Lors d'une réunion du Conseil de sécurité de l’ONU, à New York, consacrée à l'aide humanitaire en Syrie, le secrétaire général adjoint aux Affaires humanitaires de l'ONU, Mark Lowcock, a souligné que « désormais 500 personnes, incluant des enfants avec des situations médicales complexes, nécessitaient d'être évacuées en urgence » de la Ghouta orientale.

Les convois humanitaires partant des régions contrôlées par le gouvernement « sont toujours très limités » dès qu’il s’agit s’entrer dans des territoires aux mains des rebelles, a-t-il ajouté, en précisant que seulement 100 000 personnes sur une population de 400 000 ont reçu une aide alimentaire cette année.

Des livraisons d’aide humanitaire sporadiques

La Ghouta orientale fait partie des quatre zones de désescalade mises en place plus tôt dans l’année à travers le pays pour faire reculer les violences, dans le cadre d’un accord entre les alliés du gouvernement, la Russie et l’Iran, et Turquie, qui soutient les rebelles.

Mais alors qu’au début, ce dispositif avait un peu calmé la situation, les violences ont repris plus violemment ces dernières semaines. Des frappes aériennes menées par le gouvernement et des tirs d’artillerie ont tué des dizaines de personnes ces derniers jours, selon l'Observatoire syrien des droits de l'Homme (OSDH).


L’accès de l’aide humanitaire s’est également un peu amélioré depuis que les zones de désescalade ont été instaurées, bien que les Nations unies ne délivre de l’aide que sporadiquement.

Mardi, l’ONU et le Croissant-Rouge arabe syrien ont envoyé un convoi pour livrer de l'aide alimentaire, sanitaire et nutritionnelle à 7 200 personnes dans le besoin. La plus récente livraison d'aide dans la Ghouta remontait au 12 novembre.

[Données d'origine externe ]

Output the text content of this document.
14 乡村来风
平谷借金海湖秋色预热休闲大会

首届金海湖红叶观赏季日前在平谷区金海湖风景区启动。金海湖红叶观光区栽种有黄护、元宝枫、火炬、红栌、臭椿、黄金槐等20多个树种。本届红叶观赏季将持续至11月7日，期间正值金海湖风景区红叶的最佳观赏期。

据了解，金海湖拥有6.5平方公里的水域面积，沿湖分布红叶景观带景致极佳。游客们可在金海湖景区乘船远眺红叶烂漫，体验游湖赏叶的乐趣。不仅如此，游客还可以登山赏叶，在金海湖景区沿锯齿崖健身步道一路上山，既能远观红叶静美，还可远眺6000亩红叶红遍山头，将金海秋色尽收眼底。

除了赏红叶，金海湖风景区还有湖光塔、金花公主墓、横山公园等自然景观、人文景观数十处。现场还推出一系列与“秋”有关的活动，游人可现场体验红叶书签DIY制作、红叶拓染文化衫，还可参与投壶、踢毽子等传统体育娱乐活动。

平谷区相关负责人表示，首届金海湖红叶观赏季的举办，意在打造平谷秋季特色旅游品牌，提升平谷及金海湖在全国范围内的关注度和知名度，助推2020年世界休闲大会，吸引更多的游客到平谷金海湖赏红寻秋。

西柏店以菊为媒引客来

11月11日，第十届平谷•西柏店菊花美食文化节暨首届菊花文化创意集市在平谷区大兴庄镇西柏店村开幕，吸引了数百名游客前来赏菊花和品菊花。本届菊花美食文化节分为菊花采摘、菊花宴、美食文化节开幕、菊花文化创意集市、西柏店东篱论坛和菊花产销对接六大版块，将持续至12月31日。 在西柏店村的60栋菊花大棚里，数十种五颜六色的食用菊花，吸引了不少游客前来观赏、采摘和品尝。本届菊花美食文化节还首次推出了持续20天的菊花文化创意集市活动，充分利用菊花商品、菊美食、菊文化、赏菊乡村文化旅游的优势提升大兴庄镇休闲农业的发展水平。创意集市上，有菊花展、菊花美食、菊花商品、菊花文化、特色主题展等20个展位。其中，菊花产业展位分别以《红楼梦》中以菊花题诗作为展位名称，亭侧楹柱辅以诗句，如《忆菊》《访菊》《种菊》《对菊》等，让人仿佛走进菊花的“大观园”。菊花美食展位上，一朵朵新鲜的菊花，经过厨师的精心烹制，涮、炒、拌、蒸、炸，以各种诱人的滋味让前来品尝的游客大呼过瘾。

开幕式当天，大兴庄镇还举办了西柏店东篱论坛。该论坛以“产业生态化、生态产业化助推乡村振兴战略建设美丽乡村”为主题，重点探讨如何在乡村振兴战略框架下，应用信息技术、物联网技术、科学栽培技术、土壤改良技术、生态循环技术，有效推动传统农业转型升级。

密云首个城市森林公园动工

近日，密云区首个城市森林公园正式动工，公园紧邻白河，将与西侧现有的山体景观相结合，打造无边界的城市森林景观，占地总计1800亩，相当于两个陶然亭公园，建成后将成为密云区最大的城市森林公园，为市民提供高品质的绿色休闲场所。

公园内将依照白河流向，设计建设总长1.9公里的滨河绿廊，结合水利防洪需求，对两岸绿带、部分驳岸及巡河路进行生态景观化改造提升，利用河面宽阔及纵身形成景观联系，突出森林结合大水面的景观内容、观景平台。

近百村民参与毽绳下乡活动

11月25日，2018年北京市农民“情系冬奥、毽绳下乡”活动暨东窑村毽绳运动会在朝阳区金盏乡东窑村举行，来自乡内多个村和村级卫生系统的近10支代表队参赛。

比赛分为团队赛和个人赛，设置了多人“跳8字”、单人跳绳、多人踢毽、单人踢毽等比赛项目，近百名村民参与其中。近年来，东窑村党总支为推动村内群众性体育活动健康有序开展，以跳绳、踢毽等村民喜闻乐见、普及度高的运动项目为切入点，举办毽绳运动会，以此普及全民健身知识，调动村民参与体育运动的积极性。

La spirale de la violence dans la région a suscité des inquiétudes internationales et l'envoyé spécial de l'ONU, Staffan de Mistura a annoncé que Damas avait accepté de mettre en place un cessez-le-feu dans la Ghouta. Mais des frappes se sont poursuivies mercredi, selon l’OSDH.

Plus de 340 000 personnes ont été tuées depuis le début du conflit, en mars 2011.

Traduit de l'anglais (original).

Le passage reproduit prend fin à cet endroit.